Hardware and software challenges with creating a collapsible smartphone


The hype is real. You've probably seen and heard rumors about the impending release of a smart folding device. Taking years to develop, design and design, the world's first foldable smartphones have arrived. So what do you think?


You probably have not gone too far in the social media timeline without finding Samsung's new Galaxy Fold device or the sleek new Huawei Mate X. First of all, these phones have attracted the attention of people around the world. However, the response to these devices was mixed.

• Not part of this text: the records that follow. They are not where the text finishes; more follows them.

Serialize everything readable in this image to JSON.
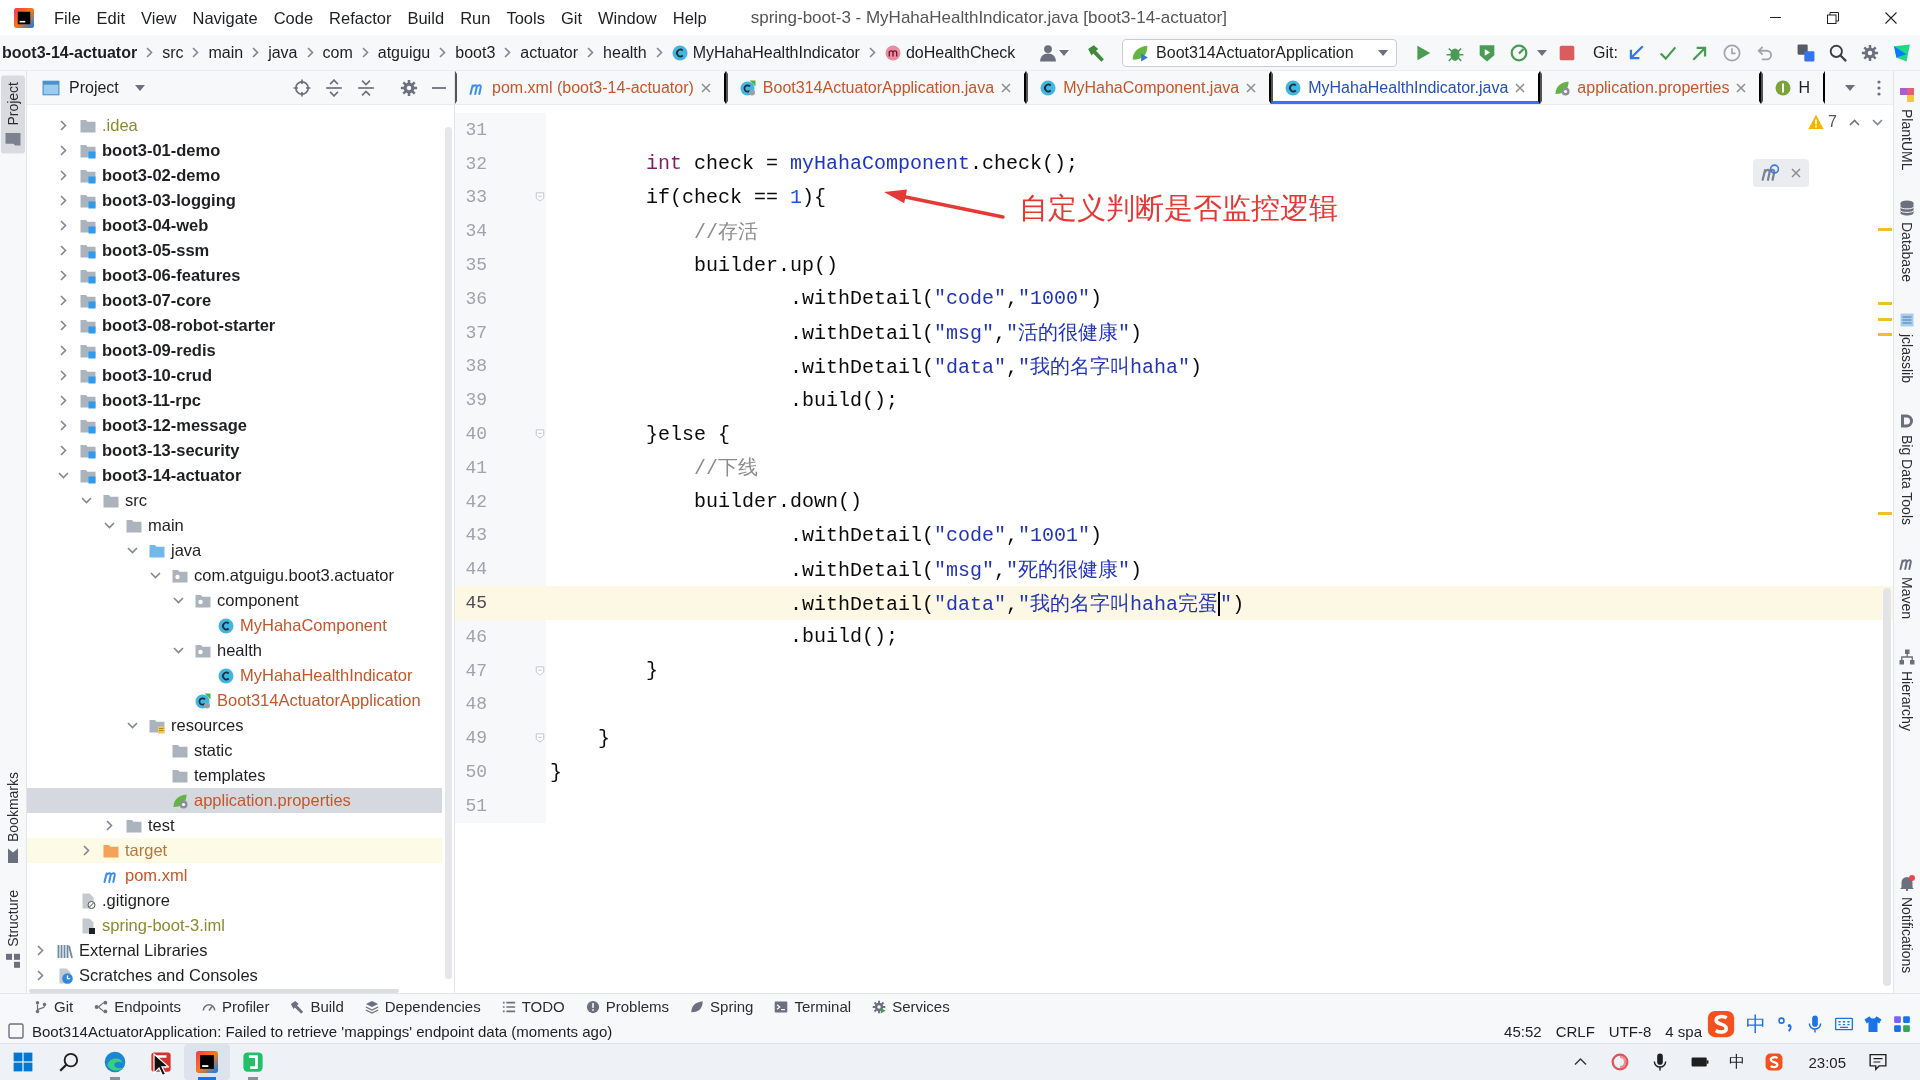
{
  "window": {
    "title": "spring-boot-3 - MyHahaHealthIndicator.java [boot3-14-actuator]"
  },
  "menu": [
    "File",
    "Edit",
    "View",
    "Navigate",
    "Code",
    "Refactor",
    "Build",
    "Run",
    "Tools",
    "Git",
    "Window",
    "Help"
  ],
  "breadcrumbs": [
    {
      "kind": "module",
      "label": "boot3-14-actuator"
    },
    {
      "kind": "folder",
      "label": "src"
    },
    {
      "kind": "folder",
      "label": "main"
    },
    {
      "kind": "folder",
      "label": "java"
    },
    {
      "kind": "folder",
      "label": "com"
    },
    {
      "kind": "folder",
      "label": "atguigu"
    },
    {
      "kind": "folder",
      "label": "boot3"
    },
    {
      "kind": "folder",
      "label": "actuator"
    },
    {
      "kind": "folder",
      "label": "health"
    },
    {
      "kind": "class",
      "label": "MyHahaHealthIndicator"
    },
    {
      "kind": "method",
      "label": "doHealthCheck"
    }
  ],
  "toolbar": {
    "run_configuration": "Boot314ActuatorApplication",
    "vcs_label": "Git:"
  },
  "left_stripe": [
    {
      "kind": "project",
      "label": "Project",
      "selected": true
    },
    {
      "kind": "bookmarks",
      "label": "Bookmarks",
      "selected": false
    },
    {
      "kind": "structure",
      "label": "Structure",
      "selected": false
    }
  ],
  "project_panel": {
    "title": "Project",
    "tree": [
      {
        "children": [
          {
            "kind": "folder",
            "label": ".idea",
            "expanded": false,
            "color": "#8a8a2e",
            "selected": false
          },
          {
            "kind": "module",
            "label": "boot3-01-demo",
            "expanded": false,
            "color": "#1e1f22",
            "selected": false
          },
          {
            "kind": "module",
            "label": "boot3-02-demo",
            "expanded": false,
            "color": "#1e1f22",
            "selected": false
          },
          {
            "kind": "module",
            "label": "boot3-03-logging",
            "expanded": false,
            "color": "#1e1f22",
            "selected": false
          },
          {
            "kind": "module",
            "label": "boot3-04-web",
            "expanded": false,
            "color": "#1e1f22",
            "selected": false
          },
          {
            "kind": "module",
            "label": "boot3-05-ssm",
            "expanded": false,
            "color": "#1e1f22",
            "selected": false
          },
          {
            "kind": "module",
            "label": "boot3-06-features",
            "expanded": false,
            "color": "#1e1f22",
            "selected": false
          },
          {
            "kind": "module",
            "label": "boot3-07-core",
            "expanded": false,
            "color": "#1e1f22",
            "selected": false
          },
          {
            "kind": "module",
            "label": "boot3-08-robot-starter",
            "expanded": false,
            "color": "#1e1f22",
            "selected": false
          },
          {
            "kind": "module",
            "label": "boot3-09-redis",
            "expanded": false,
            "color": "#1e1f22",
            "selected": false
          },
          {
            "kind": "module",
            "label": "boot3-10-crud",
            "expanded": false,
            "color": "#1e1f22",
            "selected": false
          },
          {
            "kind": "module",
            "label": "boot3-11-rpc",
            "expanded": false,
            "color": "#1e1f22",
            "selected": false
          },
          {
            "kind": "module",
            "label": "boot3-12-message",
            "expanded": false,
            "color": "#1e1f22",
            "selected": false
          },
          {
            "kind": "module",
            "label": "boot3-13-security",
            "expanded": false,
            "color": "#1e1f22",
            "selected": false
          },
          {
            "kind": "module",
            "label": "boot3-14-actuator",
            "expanded": true,
            "color": "#1e1f22",
            "selected": false,
            "children": [
              {
                "kind": "folder",
                "label": "src",
                "expanded": true,
                "color": "#1e1f22",
                "selected": false,
                "children": [
                  {
                    "kind": "folder",
                    "label": "main",
                    "expanded": true,
                    "color": "#1e1f22",
                    "selected": false,
                    "children": [
                      {
                        "kind": "source-root",
                        "label": "java",
                        "expanded": true,
                        "color": "#1e1f22",
                        "selected": false,
                        "children": [
                          {
                            "kind": "package",
                            "label": "com.atguigu.boot3.actuator",
                            "expanded": true,
                            "color": "#1e1f22",
                            "selected": false,
                            "children": [
                              {
                                "kind": "package",
                                "label": "component",
                                "expanded": true,
                                "color": "#1e1f22",
                                "selected": false,
                                "children": [
                                  {
                                    "kind": "class",
                                    "label": "MyHahaComponent",
                                    "color": "#c4572a",
                                    "selected": false
                                  }
                                ]
                              },
                              {
                                "kind": "package",
                                "label": "health",
                                "expanded": true,
                                "color": "#1e1f22",
                                "selected": false,
                                "children": [
                                  {
                                    "kind": "class",
                                    "label": "MyHahaHealthIndicator",
                                    "color": "#c4572a",
                                    "selected": false
                                  }
                                ]
                              },
                              {
                                "kind": "spring-class",
                                "label": "Boot314ActuatorApplication",
                                "color": "#c4572a",
                                "selected": false
                              }
                            ]
                          }
                        ]
                      },
                      {
                        "kind": "resources-root",
                        "label": "resources",
                        "expanded": true,
                        "color": "#1e1f22",
                        "selected": false,
                        "children": [
                          {
                            "kind": "folder",
                            "label": "static",
                            "color": "#1e1f22",
                            "selected": false
                          },
                          {
                            "kind": "folder",
                            "label": "templates",
                            "color": "#1e1f22",
                            "selected": false
                          },
                          {
                            "kind": "properties",
                            "label": "application.properties",
                            "color": "#c4572a",
                            "selected": true
                          }
                        ]
                      }
                    ]
                  },
                  {
                    "kind": "folder",
                    "label": "test",
                    "expanded": false,
                    "color": "#1e1f22",
                    "selected": false
                  }
                ]
              },
              {
                "kind": "excluded-folder",
                "label": "target",
                "expanded": false,
                "color": "#b8763a",
                "selected": false
              },
              {
                "kind": "maven",
                "label": "pom.xml",
                "color": "#c4572a",
                "selected": false
              }
            ]
          },
          {
            "kind": "gitignore",
            "label": ".gitignore",
            "color": "#1e1f22",
            "selected": false
          },
          {
            "kind": "iml",
            "label": "spring-boot-3.iml",
            "color": "#8a8a2e",
            "selected": false
          }
        ]
      },
      {
        "kind": "libraries",
        "label": "External Libraries",
        "expanded": false,
        "color": "#1e1f22",
        "selected": false
      },
      {
        "kind": "scratches",
        "label": "Scratches and Consoles",
        "expanded": false,
        "color": "#1e1f22",
        "selected": false
      }
    ]
  },
  "editor_tabs": [
    {
      "kind": "maven",
      "label": "pom.xml (boot3-14-actuator)",
      "color": "#c4572a",
      "selected": false
    },
    {
      "kind": "spring-class",
      "label": "Boot314ActuatorApplication.java",
      "color": "#c4572a",
      "selected": false
    },
    {
      "kind": "class",
      "label": "MyHahaComponent.java",
      "color": "#c4572a",
      "selected": false
    },
    {
      "kind": "class",
      "label": "MyHahaHealthIndicator.java",
      "color": "#2350b8",
      "selected": true
    },
    {
      "kind": "properties",
      "label": "application.properties",
      "color": "#c4572a",
      "selected": false
    },
    {
      "kind": "info",
      "label": "H",
      "color": "#1e1f22",
      "selected": false
    }
  ],
  "editor": {
    "warning_count": "7",
    "annotation": "自定义判断是否监控逻辑",
    "lines": [
      {
        "number": "31",
        "current": false,
        "fold": false
      },
      {
        "number": "32",
        "current": false,
        "fold": false,
        "segments": [
          {
            "kind": "keyword",
            "text": "        int"
          },
          {
            "kind": "plain",
            "text": " check = "
          },
          {
            "kind": "field",
            "text": "myHahaComponent"
          },
          {
            "kind": "plain",
            "text": ".check();"
          }
        ]
      },
      {
        "number": "33",
        "current": false,
        "fold": true,
        "segments": [
          {
            "kind": "plain",
            "text": "        if(check == "
          },
          {
            "kind": "number",
            "text": "1"
          },
          {
            "kind": "plain",
            "text": "){"
          }
        ]
      },
      {
        "number": "34",
        "current": false,
        "fold": false,
        "segments": [
          {
            "kind": "comment",
            "text": "            //存活"
          }
        ]
      },
      {
        "number": "35",
        "current": false,
        "fold": false,
        "segments": [
          {
            "kind": "plain",
            "text": "            builder.up()"
          }
        ]
      },
      {
        "number": "36",
        "current": false,
        "fold": false,
        "segments": [
          {
            "kind": "plain",
            "text": "                    .withDetail("
          },
          {
            "kind": "string",
            "text": "\"code\""
          },
          {
            "kind": "plain",
            "text": ","
          },
          {
            "kind": "string",
            "text": "\"1000\""
          },
          {
            "kind": "plain",
            "text": ")"
          }
        ]
      },
      {
        "number": "37",
        "current": false,
        "fold": false,
        "segments": [
          {
            "kind": "plain",
            "text": "                    .withDetail("
          },
          {
            "kind": "string",
            "text": "\"msg\""
          },
          {
            "kind": "plain",
            "text": ","
          },
          {
            "kind": "string",
            "text": "\"活的很健康\""
          },
          {
            "kind": "plain",
            "text": ")"
          }
        ]
      },
      {
        "number": "38",
        "current": false,
        "fold": false,
        "segments": [
          {
            "kind": "plain",
            "text": "                    .withDetail("
          },
          {
            "kind": "string",
            "text": "\"data\""
          },
          {
            "kind": "plain",
            "text": ","
          },
          {
            "kind": "string",
            "text": "\"我的名字叫haha\""
          },
          {
            "kind": "plain",
            "text": ")"
          }
        ]
      },
      {
        "number": "39",
        "current": false,
        "fold": false,
        "segments": [
          {
            "kind": "plain",
            "text": "                    .build();"
          }
        ]
      },
      {
        "number": "40",
        "current": false,
        "fold": true,
        "segments": [
          {
            "kind": "plain",
            "text": "        }else {"
          }
        ]
      },
      {
        "number": "41",
        "current": false,
        "fold": false,
        "segments": [
          {
            "kind": "comment",
            "text": "            //下线"
          }
        ]
      },
      {
        "number": "42",
        "current": false,
        "fold": false,
        "segments": [
          {
            "kind": "plain",
            "text": "            builder.down()"
          }
        ]
      },
      {
        "number": "43",
        "current": false,
        "fold": false,
        "segments": [
          {
            "kind": "plain",
            "text": "                    .withDetail("
          },
          {
            "kind": "string",
            "text": "\"code\""
          },
          {
            "kind": "plain",
            "text": ","
          },
          {
            "kind": "string",
            "text": "\"1001\""
          },
          {
            "kind": "plain",
            "text": ")"
          }
        ]
      },
      {
        "number": "44",
        "current": false,
        "fold": false,
        "segments": [
          {
            "kind": "plain",
            "text": "                    .withDetail("
          },
          {
            "kind": "string",
            "text": "\"msg\""
          },
          {
            "kind": "plain",
            "text": ","
          },
          {
            "kind": "string",
            "text": "\"死的很健康\""
          },
          {
            "kind": "plain",
            "text": ")"
          }
        ]
      },
      {
        "number": "45",
        "current": true,
        "fold": false,
        "segments": [
          {
            "kind": "plain",
            "text": "                    .withDetail("
          },
          {
            "kind": "string",
            "text": "\"data\""
          },
          {
            "kind": "plain",
            "text": ","
          },
          {
            "kind": "string",
            "text": "\"我的名字叫haha完蛋"
          },
          {
            "kind": "caret"
          },
          {
            "kind": "string",
            "text": "\""
          },
          {
            "kind": "plain",
            "text": ")"
          }
        ]
      },
      {
        "number": "46",
        "current": false,
        "fold": false,
        "segments": [
          {
            "kind": "plain",
            "text": "                    .build();"
          }
        ]
      },
      {
        "number": "47",
        "current": false,
        "fold": true,
        "segments": [
          {
            "kind": "plain",
            "text": "        }"
          }
        ]
      },
      {
        "number": "48",
        "current": false,
        "fold": false
      },
      {
        "number": "49",
        "current": false,
        "fold": true,
        "segments": [
          {
            "kind": "plain",
            "text": "    }"
          }
        ]
      },
      {
        "number": "50",
        "current": false,
        "fold": false,
        "segments": [
          {
            "kind": "plain",
            "text": "}"
          }
        ]
      },
      {
        "number": "51",
        "current": false,
        "fold": false
      }
    ]
  },
  "right_stripe": [
    {
      "kind": "plantuml",
      "label": "PlantUML",
      "unread": false
    },
    {
      "kind": "database",
      "label": "Database",
      "unread": false
    },
    {
      "kind": "jclasslib",
      "label": "jclasslib",
      "unread": false
    },
    {
      "kind": "bigdata",
      "label": "Big Data Tools",
      "unread": false
    },
    {
      "kind": "maven",
      "label": "Maven",
      "unread": false
    },
    {
      "kind": "hierarchy",
      "label": "Hierarchy",
      "unread": false
    },
    {
      "kind": "notifications",
      "label": "Notifications",
      "unread": true
    }
  ],
  "tool_windows": [
    {
      "kind": "git",
      "label": "Git"
    },
    {
      "kind": "endpoints",
      "label": "Endpoints"
    },
    {
      "kind": "profiler",
      "label": "Profiler"
    },
    {
      "kind": "build",
      "label": "Build"
    },
    {
      "kind": "dependencies",
      "label": "Dependencies"
    },
    {
      "kind": "todo",
      "label": "TODO"
    },
    {
      "kind": "problems",
      "label": "Problems"
    },
    {
      "kind": "spring",
      "label": "Spring"
    },
    {
      "kind": "terminal",
      "label": "Terminal"
    },
    {
      "kind": "services",
      "label": "Services"
    }
  ],
  "status_bar": {
    "message": "Boot314ActuatorApplication: Failed to retrieve 'mappings' endpoint data (moments ago)",
    "position": "45:52",
    "line_separator": "CRLF",
    "encoding": "UTF-8",
    "indent": "4 spa"
  },
  "ime_toolbar": {
    "mode": "中"
  },
  "taskbar": {
    "apps": [
      {
        "kind": "edge",
        "running": true,
        "selected": false
      },
      {
        "kind": "red-app",
        "running": false,
        "selected": false
      },
      {
        "kind": "intellij",
        "running": true,
        "selected": true
      },
      {
        "kind": "green-app",
        "running": true,
        "selected": false
      }
    ],
    "input_indicator": "中",
    "clock": "23:05"
  }
}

New or potentially useful innovation? These high-priced "luxury" devices have several features centered around the folding capabilities of each phone, promising to usher in a new era for the smartphone.

Whether you agree with this or not, you have to admit that the engineering behind these phones is impressive, and based on some of the development ideas for these phones, is not easy. You may not like the phones, but you should appreciate the technology and challenges these companies have created to create these phones.

So, hold your phone and take a peek at the software and hardware challenges of creating those devices and any possible challenges that may occur in the near future for users. Who knows, you may gain a new appreciation for these devices.

A continuous experience throughout

Perhaps a little overlooked, creating a device that can seamlessly move from a bent experience to an unfolding experience is not an easy achievement. The UX for these devices needs to be intuitive without breaking the immersion, a big challenge for developers.

You may be playing your favorite game on your foldable device, but then decide you want to unfold the device for a little more actual screen. It will be imperative for application developers to ensure that the user experience does not change from one screen to the other, ensuring that the application provides adequate support for changing the run-time configuration.

At least from the demonstrations of the Mate X and the Samsung Galaxy Fold, both phones seem to work smoothly when transitioning from the folded state. However, it is worth mentioning that the display rates of 21: 9 and 4.2: 3 (Galaxy Fold) are not common in the industry. Creating applications for these proportions will also be a challenge.

Hardware and software challenges with creating a collapsible smartphone
Source: Android


Having a display device with multiple windows presented challenges before, just coming into commercial use recently. Android made it possible to support views of multiple windows from more than one application at a time.

Android allows multiple applications to share the screen at once by dividing the screen in three different ways and pausing the screen to ensure that the device does not overload when running multiple applications.

Developers who have the ability to configure applications for multi-window mode let them choose how an application's activities support multi-window mode, including selecting attributes to control size and layout.

It will be interesting to see how developers adapt applications to these screens and how these new folding phones are able to handle multiple applications at once. Further, this is back to the continuity of each device's immersive experience. developers will need to design controls to provide seamless experience.

In short, developers need to think of two things when building applications for devices, screen continuity, and multi-window mode, as this will forcefully dictate the success of these devices in the long run.

The folding display

Now, one of the biggest challenges when creating a bending device is to find or create a high-quality screen that suits a person's desires. Flexible displays have been around for some time in the areas of electronics research. Companies such as Xerox PARC and HP have spent countless hours developing this new technology.

However, the emergence of flexible OLED displays is what enabled Mate X and Galaxy Fold to be possible. On each device, a phone starts with the default screen size and then unfolds to the size of what you can call a mini tablet.

The OLED on these devices is large and vibrant and can rival any other top-level device on the market. However, now that companies know that a foldable device is possible, they need to rethink their uses. Folding phones may not be the future, but folding OLED displays are the future.

Please do not break

Folding. Folding Folding. Unfolding This will happen every day for hours on end. Creating a device that is durable enough to withstand its constant use is a feat in itself. However, how many folds can these phones receive? And will there be special cases on those phones?

Time will tell, but insiders have already pointed to the "inevitable crease" that appears in the devices.

What's more, the OLED screen has a number of benefits compared to traditional displays, such as larger fields of view, better contrasts and better brightness, but these screens are also very sensitive to water and have shorter lifetimes.

To combat these challenges, Samsung's Infinity Flex Display uses a polymer that is said to make the display "flexible and resilient," which means it can maintain its strength even when folded and unfolded "hundreds of thousands of times."